Этого человека я видел только на фотографиях, но знал о нем много. Сын крестьянина, он в 1910 году окончил Алексеевское военное училище и был произведен в подпоручики, участвовал в русско-германской войне, его храбрость была отмечена орденами. Потом служба в Красной Армии. И вот в 1938 году он, уже комбриг железнодорожных войск, направленный служить в Забайкалье, был арестован и осужден тройкой на восемь лет лагерей с конфискацией имущества и еще на пять лет ссылки. Сразу же после его ареста жену его, Александру Васильевну, выгнали из занимаемой квартиры, хорошо, свет не без добрых людей, ее приютили у себя дальние знакомые. Профессии у Александры Васильевны не было. Но она обладала от природы красивым меццо-сопрано, музыкальностью и слухом. Оставшись без средств к существованию, она отправилась в Читинский радиокомитет, прослушалась и была принята в хор Радиокомитета, правда, на мизерную зарплату. И все же именно эта зарплата давала ей возможность, отказывая себе в самом необходимом, все три года, пока длилось следствие, организовывать передачи в тюрь-

- 237 -

му своему мужу. Потом, когда его отправили на север, ей удалось перебраться в Ленинград, где в Театральном институте училась ее дочь Татьяна, моя будущая жена, а в Сельскохозяйственном — ее сын Юрий. Всю жизнь она благодарила судьбу за то, что таким образом и она, и ее дети сумели избежать участи родственников «врага народа» — тюрьмы или ссылки. Любящая жена, донская казачка, по своему характеру она была сродни российским женам времен «стрелецкой казни» при Петре I и женам декабристов. Отныне ею владела лишь одна цель: поддержать, «выкарабкать», как она говорила, «папку» из того ужаса, из той беды, в которой он оказался.

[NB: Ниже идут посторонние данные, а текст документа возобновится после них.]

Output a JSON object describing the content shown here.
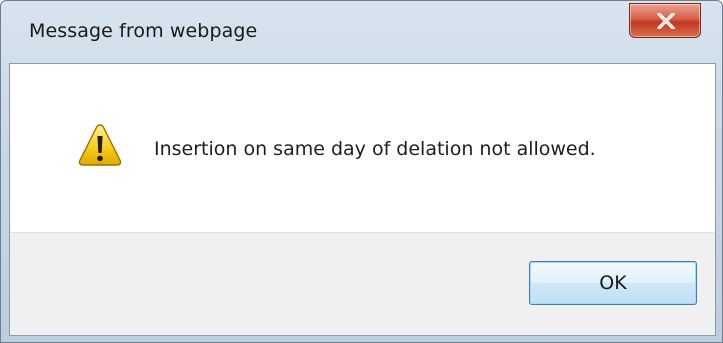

Об Александре Илларионовиче мне много рассказывала его дочь, моя жена и партнерша по сцене. Она вспоминала, как у них в доме, бывало, обедал, наезжая с инспекцией в Читу, маршал Блюхер. В этом случае со службы раздавался телефонный звонок: «Мамка, сегодня обед по высшему классу, со мной придет Блюхер».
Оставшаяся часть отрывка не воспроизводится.